Au cœur des 10 km de Saint-Cloud, le 23 octobre 2011

Une course campagne à Paris

La vieille dame du Parc de Saint-Cloud se porte bien. La classique automnale, qui hésite entre cross et trail, a battu ses records de participation, le 23 octobre 2011. Sans rien perdre de sa bonne humeur ! Ambiance, avec Ignace Manca.

23 octobre 2011. Stade du pré Saint-Jean à Saint-Cloud. L’automne est bien là. Surprise, seuls quelques petits degrés se risquent au-dessus du zéro. Vers 9 heures moins le quart, le soleil n’a pas dépassé le sommet des arbres et ne nous réchauffe pas encore de ses rayons. Comme toujours – nous sommes « accros » à cette classique automnale dont nous apprécions le parcours, l’ambiance bon enfant et la paradoxale confidentialité -, nous sommes arrivés tôt. Nous récupérons nos dossards et nous partons nous échauffer car, et c’est le lot de tous les 10 km, celui de Saint-Cloud part fort. D’autant plus que le parcours emprunte des chemins plutôt étroits dans lesquels s’engouffrent les coureurs les plus pressés et qu’il vaut mieux faire partie de ceux-là si l’on concourt pour les avant-postes.

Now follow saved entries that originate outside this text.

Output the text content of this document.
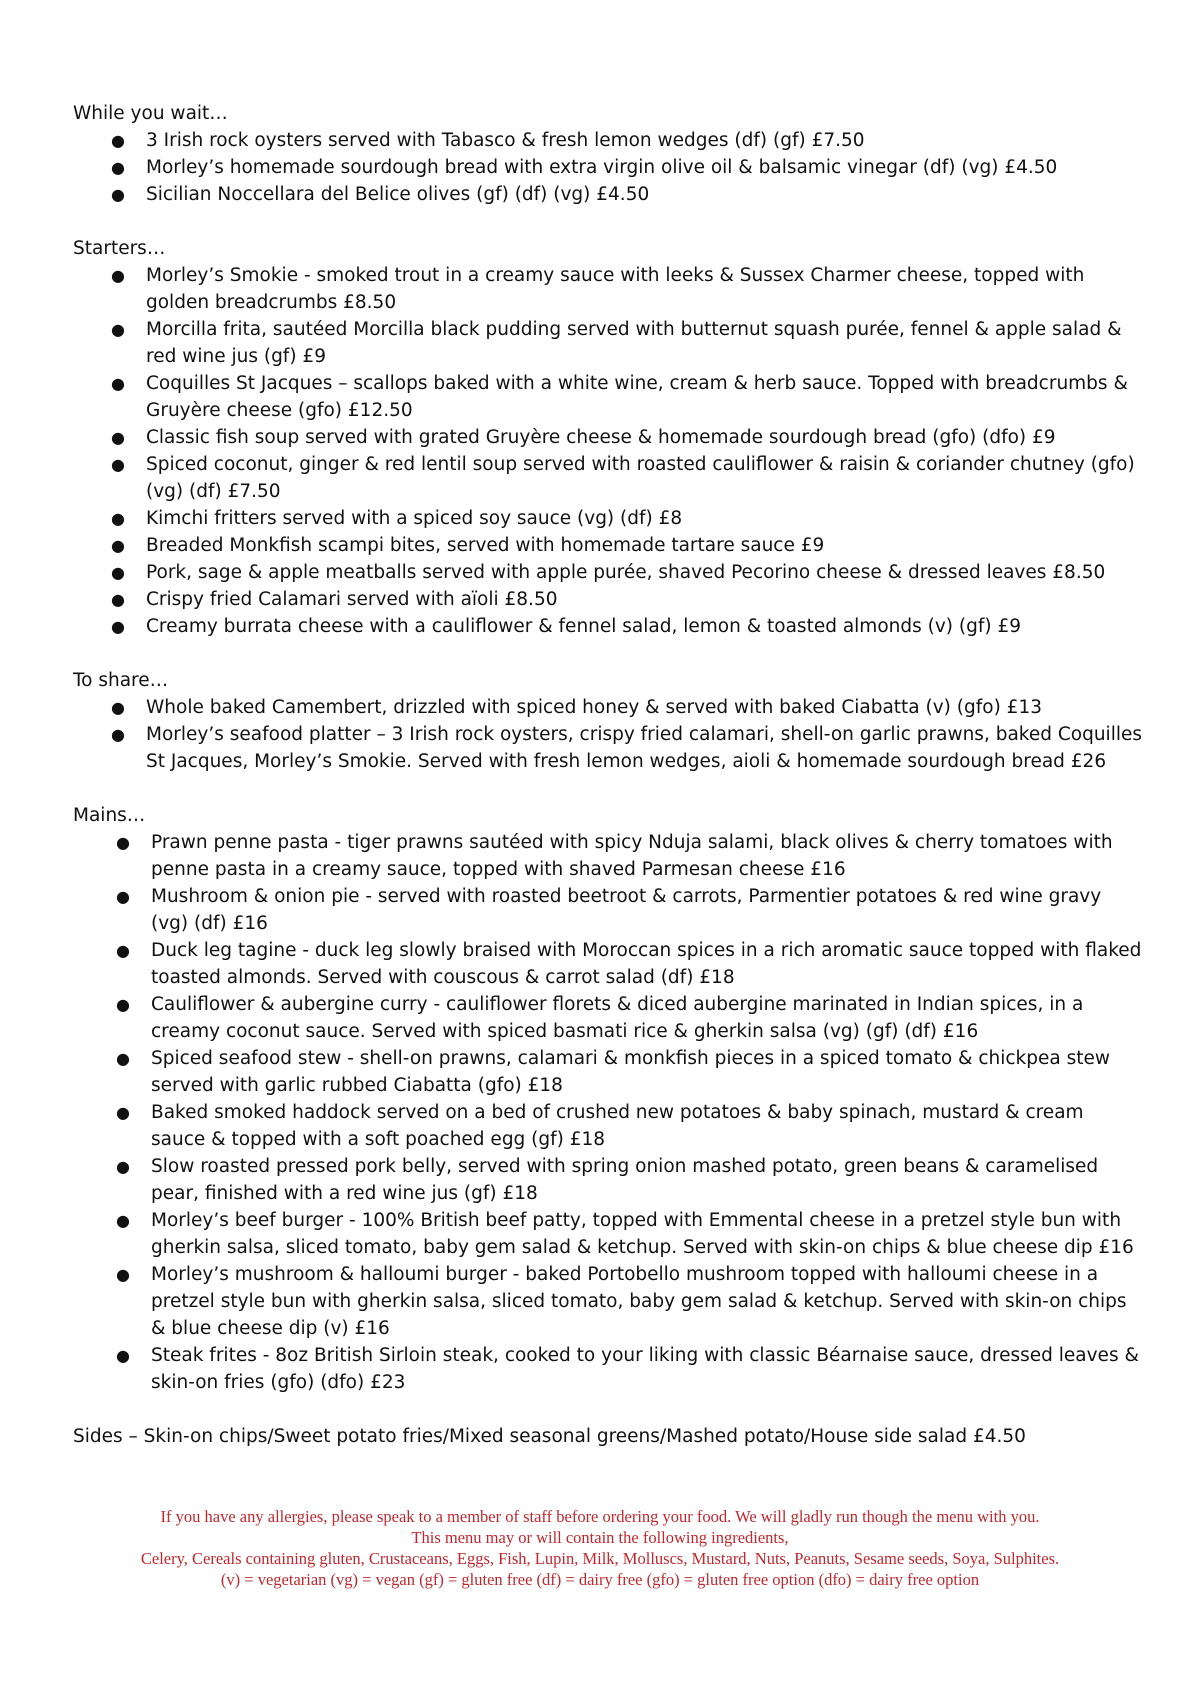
While you wait…

● 3 Irish rock oysters served with Tabasco & fresh lemon wedges (df) (gf) £7.50
● Morley’s homemade sourdough bread with extra virgin olive oil & balsamic vinegar (df) (vg) £4.50
● Sicilian Noccellara del Belice olives (gf) (df) (vg) £4.50

Starters…

● Morley’s Smokie - smoked trout in a creamy sauce with leeks & Sussex Charmer cheese, topped with golden breadcrumbs £8.50
● Morcilla frita, sautéed Morcilla black pudding served with butternut squash purée, fennel & apple salad & red wine jus (gf) £9
● Coquilles St Jacques – scallops baked with a white wine, cream & herb sauce. Topped with breadcrumbs & Gruyère cheese (gfo) £12.50
● Classic fish soup served with grated Gruyère cheese & homemade sourdough bread (gfo) (dfo) £9
● Spiced coconut, ginger & red lentil soup served with roasted cauliflower & raisin & coriander chutney (gfo) (vg) (df) £7.50
● Kimchi fritters served with a spiced soy sauce (vg) (df) £8
● Breaded Monkfish scampi bites, served with homemade tartare sauce £9
● Pork, sage & apple meatballs served with apple purée, shaved Pecorino cheese & dressed leaves £8.50
● Crispy fried Calamari served with aïoli £8.50
● Creamy burrata cheese with a cauliflower & fennel salad, lemon & toasted almonds (v) (gf) £9

To share…

● Whole baked Camembert, drizzled with spiced honey & served with baked Ciabatta (v) (gfo) £13
● Morley’s seafood platter – 3 Irish rock oysters, crispy fried calamari, shell-on garlic prawns, baked Coquilles St Jacques, Morley’s Smokie. Served with fresh lemon wedges, aioli & homemade sourdough bread £26

Mains…

● Prawn penne pasta - tiger prawns sautéed with spicy Nduja salami, black olives & cherry tomatoes with penne pasta in a creamy sauce, topped with shaved Parmesan cheese £16
● Mushroom & onion pie - served with roasted beetroot & carrots, Parmentier potatoes & red wine gravy (vg) (df) £16
● Duck leg tagine - duck leg slowly braised with Moroccan spices in a rich aromatic sauce topped with flaked toasted almonds. Served with couscous & carrot salad (df) £18
● Cauliflower & aubergine curry - cauliflower florets & diced aubergine marinated in Indian spices, in a creamy coconut sauce. Served with spiced basmati rice & gherkin salsa (vg) (gf) (df) £16
● Spiced seafood stew - shell-on prawns, calamari & monkfish pieces in a spiced tomato & chickpea stew served with garlic rubbed Ciabatta (gfo) £18
● Baked smoked haddock served on a bed of crushed new potatoes & baby spinach, mustard & cream sauce & topped with a soft poached egg (gf) £18
● Slow roasted pressed pork belly, served with spring onion mashed potato, green beans & caramelised pear, finished with a red wine jus (gf) £18
● Morley’s beef burger - 100% British beef patty, topped with Emmental cheese in a pretzel style bun with gherkin salsa, sliced tomato, baby gem salad & ketchup. Served with skin-on chips & blue cheese dip £16
● Morley’s mushroom & halloumi burger - baked Portobello mushroom topped with halloumi cheese in a pretzel style bun with gherkin salsa, sliced tomato, baby gem salad & ketchup. Served with skin-on chips & blue cheese dip (v) £16
● Steak frites - 8oz British Sirloin steak, cooked to your liking with classic Béarnaise sauce, dressed leaves & skin-on fries (gfo) (dfo) £23

Sides – Skin-on chips/Sweet potato fries/Mixed seasonal greens/Mashed potato/House side salad £4.50

If you have any allergies, please speak to a member of staff before ordering your food. We will gladly run though the menu with you.
This menu may or will contain the following ingredients,
Celery, Cereals containing gluten, Crustaceans, Eggs, Fish, Lupin, Milk, Molluscs, Mustard, Nuts, Peanuts, Sesame seeds, Soya, Sulphites.
(v) = vegetarian (vg) = vegan (gf) = gluten free (df) = dairy free (gfo) = gluten free option (dfo) = dairy free option
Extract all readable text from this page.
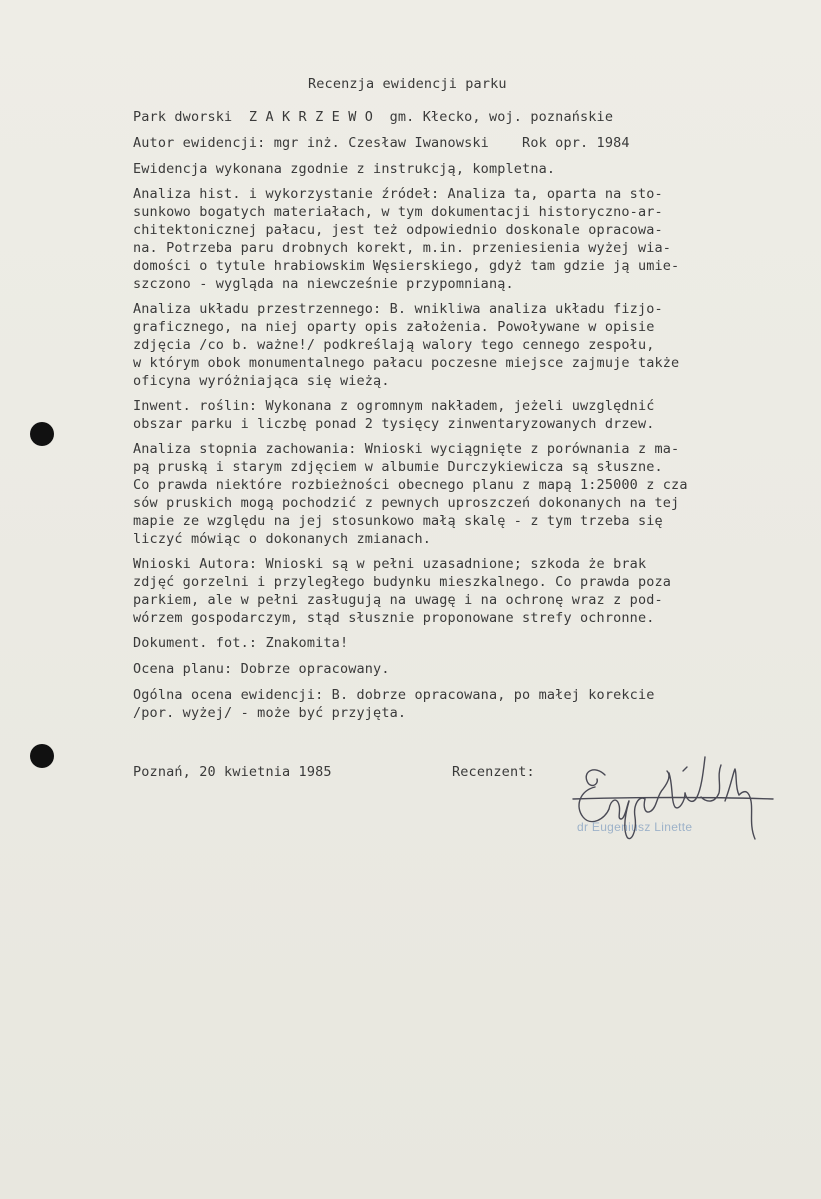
Recenzja ewidencji parku
Park dworski  Z A K R Z E W O  gm. Kłecko, woj. poznańskie
Autor ewidencji: mgr inż. Czesław Iwanowski    Rok opr. 1984
Ewidencja wykonana zgodnie z instrukcją, kompletna.
Analiza hist. i wykorzystanie źródeł: Analiza ta, oparta na sto-
sunkowo bogatych materiałach, w tym dokumentacji historyczno-ar-
chitektonicznej pałacu, jest też odpowiednio doskonale opracowa-
na. Potrzeba paru drobnych korekt, m.in. przeniesienia wyżej wia-
domości o tytule hrabiowskim Węsierskiego, gdyż tam gdzie ją umie-
szczono - wygląda na niewcześnie przypomnianą.
Analiza układu przestrzennego: B. wnikliwa analiza układu fizjo-
graficznego, na niej oparty opis założenia. Powoływane w opisie
zdjęcia /co b. ważne!/ podkreślają walory tego cennego zespołu,
w którym obok monumentalnego pałacu poczesne miejsce zajmuje także
oficyna wyróżniająca się wieżą.
Inwent. roślin: Wykonana z ogromnym nakładem, jeżeli uwzględnić
obszar parku i liczbę ponad 2 tysięcy zinwentaryzowanych drzew.
Analiza stopnia zachowania: Wnioski wyciągnięte z porównania z ma-
pą pruską i starym zdjęciem w albumie Durczykiewicza są słuszne.
Co prawda niektóre rozbieżności obecnego planu z mapą 1:25000 z cza
sów pruskich mogą pochodzić z pewnych uproszczeń dokonanych na tej
mapie ze względu na jej stosunkowo małą skalę - z tym trzeba się
liczyć mówiąc o dokonanych zmianach.
Wnioski Autora: Wnioski są w pełni uzasadnione; szkoda że brak
zdjęć gorzelni i przyległego budynku mieszkalnego. Co prawda poza
parkiem, ale w pełni zasługują na uwagę i na ochronę wraz z pod-
wórzem gospodarczym, stąd słusznie proponowane strefy ochronne.
Dokument. fot.: Znakomita!
Ocena planu: Dobrze opracowany.
Ogólna ocena ewidencji: B. dobrze opracowana, po małej korekcie
/por. wyżej/ - może być przyjęta.
Poznań, 20 kwietnia 1985	Recenzent:
dr Eugeniusz Linette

Le trajet varie peu d’une année sur l’autre et nous le connaissons bien. Il faut dire que « le Parc », comme nous l’appelons affectueusement, est notre terrain de jeu depuis presque trente ans. Trente ans que nous le sillonnons chaque semaine lors de notre entraînement d’1h40 durant lequel aucune des côtes importantes ne nous est étrangère. Le premier kilomètre, qui longe l’autoroute A13, nous est moins familier et nous le repérons chaque année avec le plaisir de ces habitués qui n’aiment rien moins que se retrouver en terre connue. Nous ne sommes pas les seuls à gambader de la sorte et nous voilà de retour au stade juste un petit quart d’heure avant le départ. Le temps de participer à un petit jeu proposé par la Compagnie des Eaux : après une dégustation à l’aveugle, découvrir lequel des trois flacons contient une eau minérale, une eau de source et l’eau de la ville. Comme beaucoup, j’identifie l’eau minérale (elle a un fort goût de magnésium) mais je suis incapable de faire la différence entre les deux autres : incontestablement un bon point pour l’eau du robinet.

Quand le corps dit non

H moins 5 minutes. Il est temps de se placer derrière la ligne, encore déserte, même si les quelque centaines de coureurs inscrits la rejoignent – un rien nonchalants. Je me colle au premier rang et Philippe et Olivier se glissent un peu derrière. H moins une minute, le starter se présente. Tout en décontraction, il regarde sa montre, constate qu’il est 9h30, demande à la cantonade si les coureurs sont prêts, lève son revolver et donne le départ. Je me précipite et je constate… que je suis doublé par quantité de gens, dont Philippe qui est censé courir moins vite que moi ! Sa raillerie m’aiguillonne et j’accélère alors que mon corps dit non. Et que les concurrents continuent de s’écouler autour de moi. Le chrono est sans pitié au km 1 : il affiche 4mn 25s. Je suis effondré, car j’avais compté passer en moins de 4 minutes. La première côte se présente et je l’avale sans souffrir. J’aurai l’explication au 2è km que je passe en 9mn 3s. Une catastrophe. Évidemment, à cette vitesse, je ne sollicite pas la machine.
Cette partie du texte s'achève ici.